Die Schmerzensgeldbemessung ist auch im Vergleich mit anderen bereits entschiedenen Fällen angemessen. Das zeigt ein Studium der Rechtsprechung zur Schmerzensgeldverurteilung, wie sie in Hacks/Ring/Böhm, Schmerzensgeldbeträge, 22. Auflage, unter den Nummern 2748, 2764 und 2775 festgehalten ist. Auch in diesen Fällen ist davon auszugehen, dass die Betroffenen in ähnlicher Weise wie der Kläger physisch und psychisch unter ihren gesundheitlichen Beeinträchtigungen leiden.

13

Die Zinssforderung folgt aus §§ 288 Abs. 1, 291 BGB. Die Beklagten sind seit dem Tage, der auf die Rechtshängigkeit, die am 16.05.2003 eingetreten ist, folgt, zur Verzinsung der Schmerzensgeldforderung mit dem gesetzlichen Zinssatz verpflichtet. Einen Verzugszinsschadensanspruch, der zu einem früheren Zeitpunkt eingetreten sein könnte, hat der Kläger nicht dargelegt. § 849 BGB ist auf Schmerzensgeldforderungen nicht anwendbar. Wegen der unbegründeten Zinsmehrforderung war die Klage folglich ebenfalls teilweise abzuweisen.

14

Darüber hinaus sind die Beklagten gemäß § 843 Abs. 1 BGB verpflichtet, dem Kläger eine monatliche Rente in Höhe von derzeit 50,- EUR zu zahlen.
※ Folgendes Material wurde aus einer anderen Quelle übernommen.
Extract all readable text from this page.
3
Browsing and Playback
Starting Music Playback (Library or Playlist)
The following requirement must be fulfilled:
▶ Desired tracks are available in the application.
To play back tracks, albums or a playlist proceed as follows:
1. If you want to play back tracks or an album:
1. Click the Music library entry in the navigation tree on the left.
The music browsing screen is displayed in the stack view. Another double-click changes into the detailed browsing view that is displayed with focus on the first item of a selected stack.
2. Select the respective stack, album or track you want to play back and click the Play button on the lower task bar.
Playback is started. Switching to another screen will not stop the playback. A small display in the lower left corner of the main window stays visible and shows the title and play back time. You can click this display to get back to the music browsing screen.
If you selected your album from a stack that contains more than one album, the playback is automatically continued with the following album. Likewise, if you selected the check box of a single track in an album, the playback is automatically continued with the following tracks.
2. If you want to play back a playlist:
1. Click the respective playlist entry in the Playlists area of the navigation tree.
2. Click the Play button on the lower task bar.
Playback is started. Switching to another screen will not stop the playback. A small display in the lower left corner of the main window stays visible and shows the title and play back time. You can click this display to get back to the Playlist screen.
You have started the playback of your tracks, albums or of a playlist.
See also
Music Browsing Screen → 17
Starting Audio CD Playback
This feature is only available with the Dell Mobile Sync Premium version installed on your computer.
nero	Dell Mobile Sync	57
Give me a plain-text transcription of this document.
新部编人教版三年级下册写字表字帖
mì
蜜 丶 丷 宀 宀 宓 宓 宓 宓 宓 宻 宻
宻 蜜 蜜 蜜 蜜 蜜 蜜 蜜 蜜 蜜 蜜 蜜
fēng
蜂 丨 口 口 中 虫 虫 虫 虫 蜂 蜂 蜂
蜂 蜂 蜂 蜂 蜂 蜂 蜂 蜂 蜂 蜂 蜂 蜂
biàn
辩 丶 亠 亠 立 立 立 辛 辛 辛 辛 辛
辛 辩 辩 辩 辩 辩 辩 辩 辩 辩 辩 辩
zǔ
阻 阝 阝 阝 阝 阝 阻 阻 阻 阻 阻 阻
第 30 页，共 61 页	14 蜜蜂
Bei der Verletzung des Körpers und der Gesundheit ist als Ausgleich für dauernde Nachteile regelmäßig eine Rente zu zahlen [Palandt, Bürgerliches Gesetzbuch, 62. Auflage, Bearbeiter Thomas zu § 843 Rn. 1]. Vorliegend muss der Kläger als Unfallfolge vermehrte Bedürfnisse hinnehmen. Darunter fallen verletzungsbedingte, konkret darzulegende Mehraufwendungen im Vergleich zu einem gesunden Menschen, also alle unfallbedingten ständig wiederkehrende vermögenswerte objektivierbare Aufwendungen, die den Zweck haben, diejenigen Nachteile auszugleichen, die dem Verletzten infolge dauernder Störungen des körperlichen Wohlbefindens entstehen [ders., § 843 Rn. 3]. Ausweislich der oben genannten Gutachten muss der Kläger wegen der Beinverkürzung und der Zehverformung besonderes Schuhwerk mit Hilfsmitteln für seinen Zehen sowie einen Kompressionsstrumpf tragen. Die Hautdefekte und Narben bedürfen einer speziellen Pflege. Diese Maßnahmen sind dauerhaft zu ergreifen und stellen vermehrte Bedürfnisse im Sinne des § 843 BGB dar. Derzeit erscheint hierfür ein monatlicher Betrag in Höhe von 50,- EUR angemessen und ausreichend, um den Kläger zu entschädigen. Seine weitergehende Forderung hat der Kläger nicht hinreichend dargetan und belegt. Diesbezüglich war seine Klage teilweise abzuweisen.

15

Die prozessualen Nebenentscheidungen beruhen auf den §§ 92 Abs. 1, 709 ZPO.

16

Die Streitwertfestsetzung folgt aus §§ 3, 5 ZPO, §§ 12 Abs. 1, 17 Abs. 2 GKG. Dabei ist berücksichtigt worden, dass sich der Streitwert am 08.12.2003 durch den Zwischenvergleich der Parteien und das Teilanerkenntnis der Beklagten verringert hat.